The I-Connect007 Editorial Team recently spoke with Karel Tavernier, managing director of Ucamco, which now takes care of the Gerber format; and Gerber advocate Dirk Stans, managing director of Eurocircuits. They discuss why Gerber continues to be the most popular format for PCB designers, the advantages it offers designers and fabricators, and what the future holds for this resilient format.
Andy Shaughnessy: Karel, would you walk us through the history of Gerber and the most recent revisions?
Karel Tavernier: Gerber goes back a long time. It was originally the input format of the Gerber line of photoplotters. It was a pure image format. There were a lot of photoplotter-specific variants. Gerber was very successful; many people adopted a Gerber format or variants of it as their image format. Ucamco took over Gerber Systems Corp. in 1998. At that time, we brought out Extended Gerber, which, essentially, was a unification and simplification of the Gerber family of image formats. A lot of machine-specific stuff was thrown out, and it became a simple and clear unified format.

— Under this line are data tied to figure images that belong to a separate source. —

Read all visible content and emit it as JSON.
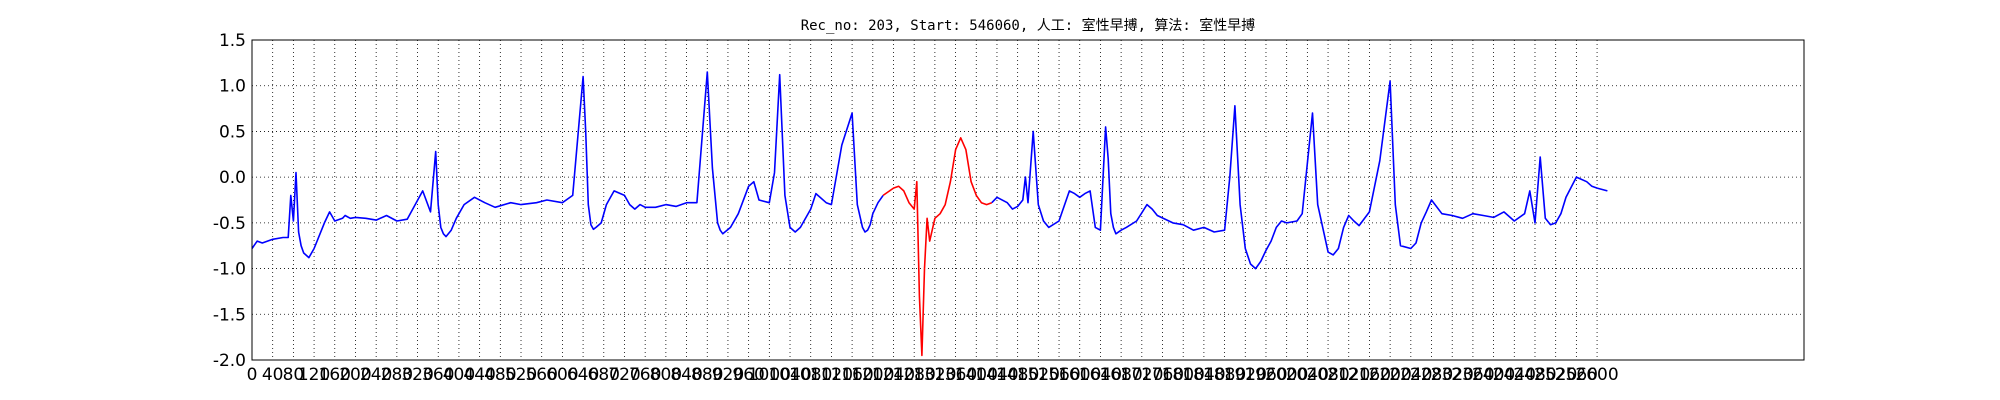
{
  "chart_data": {
    "type": "line",
    "title": "Rec_no: 203, Start: 546060, 人工: 室性早搏, 算法: 室性早搏",
    "xlabel": "",
    "ylabel": "",
    "xlim": [
      0,
      3000
    ],
    "ylim": [
      -2.0,
      1.5
    ],
    "grid": true,
    "yticks": [
      "1.5",
      "1.0",
      "0.5",
      "0.0",
      "-0.5",
      "-1.0",
      "-1.5",
      "-2.0"
    ],
    "ytick_values": [
      1.5,
      1.0,
      0.5,
      0.0,
      -0.5,
      -1.0,
      -1.5,
      -2.0
    ],
    "xticks": [
      "0",
      "40",
      "80",
      "120",
      "160",
      "200",
      "240",
      "280",
      "320",
      "360",
      "400",
      "440",
      "480",
      "520",
      "560",
      "600",
      "640",
      "680",
      "720",
      "760",
      "800",
      "840",
      "880",
      "920",
      "960",
      "1000",
      "1040",
      "1080",
      "1120",
      "1160",
      "1200",
      "1240",
      "1280",
      "1320",
      "1360",
      "1400",
      "1440",
      "1480",
      "1520",
      "1560",
      "1600",
      "1640",
      "1680",
      "1720",
      "1760",
      "1800",
      "1840",
      "1880",
      "1920",
      "1960",
      "2000",
      "2040",
      "2080",
      "2120",
      "2160",
      "2200",
      "2240",
      "2280",
      "2320",
      "2360",
      "2400",
      "2440",
      "2480",
      "2520",
      "2560",
      "2600"
    ],
    "series": [
      {
        "color": "#0000ff",
        "x": [
          0,
          10,
          20,
          40,
          60,
          70,
          75,
          80,
          85,
          90,
          95,
          100,
          110,
          120,
          140,
          150,
          160,
          175,
          180,
          190,
          200,
          220,
          240,
          260,
          280,
          300,
          330,
          345,
          355,
          360,
          365,
          370,
          375,
          385,
          395,
          410,
          430,
          450,
          470,
          500,
          520,
          550,
          570,
          600,
          620,
          640,
          645,
          650,
          655,
          660,
          665,
          675,
          685,
          700,
          720,
          730,
          740,
          750,
          760,
          780,
          800,
          820,
          840,
          860,
          880,
          890,
          900,
          905,
          910,
          925,
          940,
          960,
          970,
          980,
          1000,
          1010,
          1020,
          1030,
          1040,
          1050,
          1060,
          1080,
          1090,
          1110,
          1120,
          1140,
          1160,
          1170,
          1180,
          1185,
          1190,
          1195,
          1200,
          1210,
          1220
        ],
        "y": [
          -0.78,
          -0.7,
          -0.72,
          -0.68,
          -0.66,
          -0.66,
          -0.2,
          -0.48,
          0.05,
          -0.6,
          -0.75,
          -0.83,
          -0.88,
          -0.78,
          -0.5,
          -0.38,
          -0.48,
          -0.45,
          -0.42,
          -0.45,
          -0.44,
          -0.45,
          -0.47,
          -0.42,
          -0.48,
          -0.46,
          -0.15,
          -0.38,
          0.28,
          -0.3,
          -0.55,
          -0.62,
          -0.65,
          -0.58,
          -0.45,
          -0.3,
          -0.22,
          -0.28,
          -0.33,
          -0.28,
          -0.3,
          -0.28,
          -0.25,
          -0.28,
          -0.2,
          1.1,
          0.5,
          -0.3,
          -0.52,
          -0.57,
          -0.55,
          -0.5,
          -0.3,
          -0.15,
          -0.2,
          -0.3,
          -0.35,
          -0.3,
          -0.33,
          -0.33,
          -0.3,
          -0.32,
          -0.28,
          -0.28,
          1.15,
          0.1,
          -0.5,
          -0.58,
          -0.62,
          -0.55,
          -0.4,
          -0.1,
          -0.05,
          -0.25,
          -0.28,
          0.05,
          1.12,
          -0.2,
          -0.55,
          -0.6,
          -0.55,
          -0.35,
          -0.18,
          -0.28,
          -0.3,
          0.35,
          0.7,
          -0.3,
          -0.55,
          -0.6,
          -0.58,
          -0.52,
          -0.4,
          -0.28,
          -0.2
        ]
      },
      {
        "color": "#ff0000",
        "x": [
          1220,
          1240,
          1250,
          1260,
          1270,
          1280,
          1285,
          1290,
          1295,
          1300,
          1305,
          1310,
          1320,
          1330,
          1340,
          1350,
          1360,
          1370,
          1380,
          1390,
          1400,
          1410,
          1420,
          1430
        ],
        "y": [
          -0.2,
          -0.12,
          -0.1,
          -0.15,
          -0.28,
          -0.35,
          -0.05,
          -1.3,
          -1.95,
          -1.0,
          -0.45,
          -0.7,
          -0.45,
          -0.4,
          -0.3,
          -0.05,
          0.3,
          0.43,
          0.3,
          -0.05,
          -0.2,
          -0.28,
          -0.3,
          -0.28
        ]
      },
      {
        "color": "#0000ff",
        "x": [
          1430,
          1440,
          1460,
          1470,
          1480,
          1490,
          1495,
          1500,
          1510,
          1520,
          1530,
          1540,
          1560,
          1580,
          1590,
          1600,
          1610,
          1620,
          1630,
          1640,
          1650,
          1655,
          1660,
          1665,
          1670,
          1680,
          1690,
          1710,
          1730,
          1740,
          1750,
          1780,
          1800,
          1820,
          1840,
          1860,
          1880,
          1890,
          1900,
          1910,
          1920,
          1930,
          1940,
          1950,
          1960,
          1970,
          1980,
          1990,
          2000,
          2020,
          2030,
          2050,
          2060,
          2080,
          2090,
          2100,
          2110,
          2120,
          2130,
          2140,
          2160,
          2180,
          2200,
          2210,
          2220,
          2240,
          2250,
          2260,
          2270,
          2280,
          2300,
          2320,
          2340,
          2360,
          2380,
          2400,
          2420,
          2440,
          2460,
          2470,
          2480,
          2490,
          2500,
          2510,
          2520,
          2530,
          2540,
          2560,
          2580,
          2590,
          2600,
          2620
        ],
        "y": [
          -0.28,
          -0.22,
          -0.28,
          -0.35,
          -0.32,
          -0.25,
          0.0,
          -0.28,
          0.5,
          -0.3,
          -0.48,
          -0.55,
          -0.48,
          -0.15,
          -0.18,
          -0.22,
          -0.18,
          -0.15,
          -0.55,
          -0.58,
          0.55,
          0.2,
          -0.4,
          -0.55,
          -0.62,
          -0.58,
          -0.55,
          -0.48,
          -0.3,
          -0.35,
          -0.42,
          -0.5,
          -0.52,
          -0.58,
          -0.55,
          -0.6,
          -0.58,
          0.0,
          0.78,
          -0.3,
          -0.78,
          -0.95,
          -1.0,
          -0.92,
          -0.8,
          -0.7,
          -0.55,
          -0.48,
          -0.5,
          -0.48,
          -0.4,
          0.7,
          -0.3,
          -0.82,
          -0.85,
          -0.78,
          -0.55,
          -0.42,
          -0.48,
          -0.53,
          -0.38,
          0.18,
          1.05,
          -0.3,
          -0.75,
          -0.78,
          -0.72,
          -0.5,
          -0.38,
          -0.25,
          -0.4,
          -0.42,
          -0.45,
          -0.4,
          -0.42,
          -0.44,
          -0.38,
          -0.48,
          -0.4,
          -0.15,
          -0.5,
          0.22,
          -0.45,
          -0.52,
          -0.5,
          -0.4,
          -0.22,
          0.0,
          -0.05,
          -0.1,
          -0.12,
          -0.15
        ]
      }
    ]
  },
  "colors": {
    "frame": "#000000",
    "grid": "#000000",
    "background": "#ffffff"
  }
}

It was wildly successful, and everyone adopted it.
That’s about the same time that ODB came out, around 1995. Extended Gerber came to be the dominant format—not that it was necessarily better or worse than ODB, but because it was simple to adopt and largely compatible with existing software. For a long time, nothing changed from the Gerber format. ODB added component information, and this was a very positive thing. Around 2010, Ucamco again took up evolving the Gerber format.
In a first phase, we simplified it by throwing out everything that was very rarely or never used. Simplify before you extend. In a second phase, we added information that Gerber lacked as a CAD-to-CAM data transfer format. It was already a perfect image format but lacked design intent information; it did not contain the information about which drilled holes were vias or component holes, for example. Gerber X2 was brought out in 2014. Gerber X2 added extra information to the Gerber file so that from within the Gerber file you can see whether it’s positive or negative, if it’s a copper layer or a solder mask, which pads are component pads, and what’s top or bottom, etc. This has been very widely adopted, and most Gerber files today are X2 files.
The reason for its quick adoption, again, is simplicity. The difficult part of output is the image; getting that right is difficult. For a CAD-vendor that already has an Extended Gerber output (and that is all of them), generating the extra X2 information is straightforward. If Gerber software outputs a top copper layer in Gerber, for example, chances are that software knows it’s outputting the top copper layer; adding a line saying, “I am the top copper layer” is not rocket science.
Gerber X2 is compatible on input. The simplest is to ignore the X2 lines; then you have gained nothing, but it continues to work as before. Plenty of people receive Gerber X2 files without having updated software, and they do not even know it’s an X2 file. They don’t derive the benefit, but they have no disadvantage.